Abstract

Proteinase-activated receptor-2 (PAR2), which modulates inflammatory responses, is elevated in the central nervous system (CNS) in multiple sclerosis (MS) and in its murine model, experimental autoimmune encephalomyelitis (EAE). In PAR2-null mice, disease severity of EAE is markedly diminished. We therefore tested whether inhibiting PAR2 activation in vivo might be a viable strategy for the treatment of MS. Using the EAE model, we show that a PAR2 antagonist, the pepducin P2pal-18S, attenuates EAE progression by affecting immune cell function. P2pal-18S treatment markedly diminishes disease severity and reduces demyelination, as well as the infiltration of T-cells and macrophages into the CNS. Moreover, P2pal-18S decreases GM-CSF production and T cell activation in cultured splenocytes and prevents macrophage polarization in vitro. We conclude that PAR2 plays a key role in regulating neuroinflammation in EAE and that PAR2 antagonists represent promising therapeutic agents for treating MS and other neuroinflammatory diseases.

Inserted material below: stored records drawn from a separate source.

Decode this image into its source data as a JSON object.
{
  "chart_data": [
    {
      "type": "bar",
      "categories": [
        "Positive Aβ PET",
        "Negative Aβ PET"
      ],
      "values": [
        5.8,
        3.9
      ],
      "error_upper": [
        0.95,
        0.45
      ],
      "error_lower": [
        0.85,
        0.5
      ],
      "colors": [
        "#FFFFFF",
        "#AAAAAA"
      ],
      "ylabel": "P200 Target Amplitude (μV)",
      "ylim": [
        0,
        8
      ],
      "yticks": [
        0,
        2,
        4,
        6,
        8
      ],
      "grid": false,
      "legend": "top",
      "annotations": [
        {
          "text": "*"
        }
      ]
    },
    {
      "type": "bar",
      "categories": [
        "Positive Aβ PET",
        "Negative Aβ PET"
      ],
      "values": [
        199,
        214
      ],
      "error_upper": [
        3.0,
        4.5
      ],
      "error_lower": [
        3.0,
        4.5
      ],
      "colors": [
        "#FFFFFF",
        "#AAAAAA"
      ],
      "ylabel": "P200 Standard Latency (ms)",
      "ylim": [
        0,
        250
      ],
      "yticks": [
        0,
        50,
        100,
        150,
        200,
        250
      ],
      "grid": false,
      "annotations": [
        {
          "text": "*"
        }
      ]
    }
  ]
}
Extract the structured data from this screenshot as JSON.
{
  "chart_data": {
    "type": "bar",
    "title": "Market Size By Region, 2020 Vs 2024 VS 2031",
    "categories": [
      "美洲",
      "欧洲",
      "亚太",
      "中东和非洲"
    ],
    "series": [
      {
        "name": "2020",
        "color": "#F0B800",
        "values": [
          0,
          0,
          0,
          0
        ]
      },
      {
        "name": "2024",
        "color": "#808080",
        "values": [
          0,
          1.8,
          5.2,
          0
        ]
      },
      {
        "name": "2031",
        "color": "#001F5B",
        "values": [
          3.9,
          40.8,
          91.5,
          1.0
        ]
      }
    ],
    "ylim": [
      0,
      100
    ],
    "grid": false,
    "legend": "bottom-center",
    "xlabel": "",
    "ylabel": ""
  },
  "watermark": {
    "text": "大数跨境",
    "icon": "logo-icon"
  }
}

Significance Statement Proteinase-activated receptor-2 (PAR2) modulates inflammatory responses and is increased in multiple sclerosis (MS) lesions. We show that the PAR2 antagonist P2pal-18S reduces disease in the murine EAE model of MS by inhibiting T cell and macrophage activation and infiltration into the CNS, making it a potential treatment for MS.